If you are one of the many who has never given estate planning a whole lot of thought the term probably conjures images in your mind of the classic estate planning document that you hear people talk about in the old movies: the “last will and testament.” Most people are aware of the fact that these documents are used to elucidate your wishes with regard to the distribution of your assets after death. Traditionally the “will” was used to distribute real property, and the “testament” was used to articulate the desired distribution of personal property, but at this point the single term “will” generally suffices.

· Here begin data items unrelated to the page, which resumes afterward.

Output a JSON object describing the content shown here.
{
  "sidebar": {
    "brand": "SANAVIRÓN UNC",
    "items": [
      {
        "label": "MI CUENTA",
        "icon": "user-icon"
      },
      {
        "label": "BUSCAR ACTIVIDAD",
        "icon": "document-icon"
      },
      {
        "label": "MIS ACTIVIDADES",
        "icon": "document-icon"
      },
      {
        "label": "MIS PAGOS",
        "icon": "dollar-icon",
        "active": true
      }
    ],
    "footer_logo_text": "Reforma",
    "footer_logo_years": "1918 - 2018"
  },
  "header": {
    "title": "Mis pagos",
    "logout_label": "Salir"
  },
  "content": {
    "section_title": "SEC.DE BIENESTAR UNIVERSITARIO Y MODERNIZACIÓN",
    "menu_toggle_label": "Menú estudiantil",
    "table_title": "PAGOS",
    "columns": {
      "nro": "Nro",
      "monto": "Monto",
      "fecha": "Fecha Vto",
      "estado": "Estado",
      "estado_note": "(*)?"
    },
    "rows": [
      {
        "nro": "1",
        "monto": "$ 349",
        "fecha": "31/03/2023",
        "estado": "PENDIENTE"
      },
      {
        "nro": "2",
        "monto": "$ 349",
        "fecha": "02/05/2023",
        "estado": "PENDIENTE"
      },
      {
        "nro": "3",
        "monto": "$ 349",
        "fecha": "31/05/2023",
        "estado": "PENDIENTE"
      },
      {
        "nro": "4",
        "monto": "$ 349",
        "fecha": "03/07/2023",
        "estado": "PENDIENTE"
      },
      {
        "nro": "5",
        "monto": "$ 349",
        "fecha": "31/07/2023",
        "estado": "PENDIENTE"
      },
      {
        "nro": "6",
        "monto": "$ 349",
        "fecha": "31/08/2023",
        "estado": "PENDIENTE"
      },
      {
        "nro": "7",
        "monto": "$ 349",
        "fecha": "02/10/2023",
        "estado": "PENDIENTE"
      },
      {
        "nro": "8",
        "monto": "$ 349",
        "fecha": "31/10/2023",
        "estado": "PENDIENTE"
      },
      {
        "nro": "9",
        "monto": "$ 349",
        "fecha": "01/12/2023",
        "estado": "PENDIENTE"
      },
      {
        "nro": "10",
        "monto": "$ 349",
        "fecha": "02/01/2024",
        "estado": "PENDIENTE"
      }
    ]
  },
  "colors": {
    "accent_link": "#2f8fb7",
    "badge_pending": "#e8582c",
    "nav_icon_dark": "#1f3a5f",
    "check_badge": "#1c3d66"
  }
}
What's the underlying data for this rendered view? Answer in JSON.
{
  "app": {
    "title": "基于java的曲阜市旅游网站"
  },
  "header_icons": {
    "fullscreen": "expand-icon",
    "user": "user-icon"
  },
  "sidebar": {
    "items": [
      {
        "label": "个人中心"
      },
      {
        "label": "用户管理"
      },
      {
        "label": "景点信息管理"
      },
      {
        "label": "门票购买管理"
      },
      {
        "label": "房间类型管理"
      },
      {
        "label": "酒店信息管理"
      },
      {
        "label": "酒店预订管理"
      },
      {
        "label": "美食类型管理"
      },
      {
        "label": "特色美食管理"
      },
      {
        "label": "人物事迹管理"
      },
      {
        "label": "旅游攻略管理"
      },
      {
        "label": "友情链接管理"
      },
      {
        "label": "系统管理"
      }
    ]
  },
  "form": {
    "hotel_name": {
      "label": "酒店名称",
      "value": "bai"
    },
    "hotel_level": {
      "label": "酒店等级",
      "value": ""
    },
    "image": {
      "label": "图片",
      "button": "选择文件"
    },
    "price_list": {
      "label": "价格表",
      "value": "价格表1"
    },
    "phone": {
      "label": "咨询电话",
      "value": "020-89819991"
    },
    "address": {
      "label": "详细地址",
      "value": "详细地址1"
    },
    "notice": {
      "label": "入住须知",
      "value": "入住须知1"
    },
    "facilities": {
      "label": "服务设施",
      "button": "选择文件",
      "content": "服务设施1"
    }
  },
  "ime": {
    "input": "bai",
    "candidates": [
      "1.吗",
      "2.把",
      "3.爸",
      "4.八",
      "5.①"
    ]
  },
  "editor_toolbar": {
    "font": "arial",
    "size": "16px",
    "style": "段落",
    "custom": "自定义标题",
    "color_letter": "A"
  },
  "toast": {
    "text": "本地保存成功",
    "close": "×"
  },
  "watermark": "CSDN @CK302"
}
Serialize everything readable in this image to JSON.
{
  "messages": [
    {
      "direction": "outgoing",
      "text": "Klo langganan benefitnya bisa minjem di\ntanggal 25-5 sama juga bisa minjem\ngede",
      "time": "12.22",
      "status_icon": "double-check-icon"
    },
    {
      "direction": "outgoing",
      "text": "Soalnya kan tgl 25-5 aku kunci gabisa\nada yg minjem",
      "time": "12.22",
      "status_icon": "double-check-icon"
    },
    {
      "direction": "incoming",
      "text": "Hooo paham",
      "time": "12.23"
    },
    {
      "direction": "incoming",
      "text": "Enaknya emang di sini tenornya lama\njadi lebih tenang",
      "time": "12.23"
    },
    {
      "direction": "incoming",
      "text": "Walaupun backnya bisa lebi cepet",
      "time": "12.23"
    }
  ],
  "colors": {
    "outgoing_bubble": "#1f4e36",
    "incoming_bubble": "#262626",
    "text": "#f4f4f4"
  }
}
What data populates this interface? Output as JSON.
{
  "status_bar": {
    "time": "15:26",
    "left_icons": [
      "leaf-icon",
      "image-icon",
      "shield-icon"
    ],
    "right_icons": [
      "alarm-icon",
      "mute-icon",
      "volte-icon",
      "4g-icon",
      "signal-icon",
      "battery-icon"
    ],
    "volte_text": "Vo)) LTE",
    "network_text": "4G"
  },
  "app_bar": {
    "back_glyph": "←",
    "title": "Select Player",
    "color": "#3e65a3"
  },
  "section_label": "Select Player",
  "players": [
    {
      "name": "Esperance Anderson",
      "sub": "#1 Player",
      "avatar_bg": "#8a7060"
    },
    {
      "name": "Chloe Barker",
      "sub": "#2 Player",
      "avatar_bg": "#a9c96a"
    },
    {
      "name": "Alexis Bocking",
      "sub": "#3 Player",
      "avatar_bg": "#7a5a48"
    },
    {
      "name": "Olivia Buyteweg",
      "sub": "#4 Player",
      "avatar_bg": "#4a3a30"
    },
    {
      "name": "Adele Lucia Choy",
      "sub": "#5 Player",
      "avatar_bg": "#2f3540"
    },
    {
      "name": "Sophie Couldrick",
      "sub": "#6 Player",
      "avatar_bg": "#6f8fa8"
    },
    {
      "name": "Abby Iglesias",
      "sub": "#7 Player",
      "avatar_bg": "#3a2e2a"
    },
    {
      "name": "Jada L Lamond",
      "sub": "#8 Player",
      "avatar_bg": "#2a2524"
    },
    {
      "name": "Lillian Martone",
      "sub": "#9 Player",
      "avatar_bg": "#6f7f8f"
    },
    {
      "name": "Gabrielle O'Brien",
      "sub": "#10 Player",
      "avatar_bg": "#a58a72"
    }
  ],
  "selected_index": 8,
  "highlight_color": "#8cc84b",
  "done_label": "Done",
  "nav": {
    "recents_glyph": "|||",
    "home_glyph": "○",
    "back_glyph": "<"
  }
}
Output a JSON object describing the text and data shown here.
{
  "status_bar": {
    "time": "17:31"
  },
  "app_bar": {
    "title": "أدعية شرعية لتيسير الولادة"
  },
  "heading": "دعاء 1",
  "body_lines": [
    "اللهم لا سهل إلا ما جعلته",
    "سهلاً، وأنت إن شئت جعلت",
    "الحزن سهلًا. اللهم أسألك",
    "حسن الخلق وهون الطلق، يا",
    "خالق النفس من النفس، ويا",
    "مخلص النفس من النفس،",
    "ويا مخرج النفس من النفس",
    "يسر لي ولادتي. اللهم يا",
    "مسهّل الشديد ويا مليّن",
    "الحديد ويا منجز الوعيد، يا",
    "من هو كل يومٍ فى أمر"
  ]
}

There is however another commonly recommended type of will called the living will. Unlike the standard last will and testament the wishes that are communicated in a living will come into play while the testator is still alive. Through the execution of a living will you state your preferences with regard to the types of medical procedures that you would be willing to accept those that you would prefer to refuse if you were to fall into a medical condition that precluded your ability to communicate your decisions in real time.
The issue of whether or not you want to be kept alive through the use of artificial means if you were to fall into a terminal or persistent vegetative condition is at the core of many living wills. However you can be as specific and detailed as you would like to be with the document, and it could be argued that the execution of such an advance health care directive is truly a must for adults of all ages.
You never know what the future holds and accidents and sudden illnesses can befall people in the blink of an eye. If your wishes are not known your family members can find themselves in an excruciating position, disagreements can arise at the worst possible time, and your treatment may not proceed in the matter that you have chosen had you taken the time to state your preferences.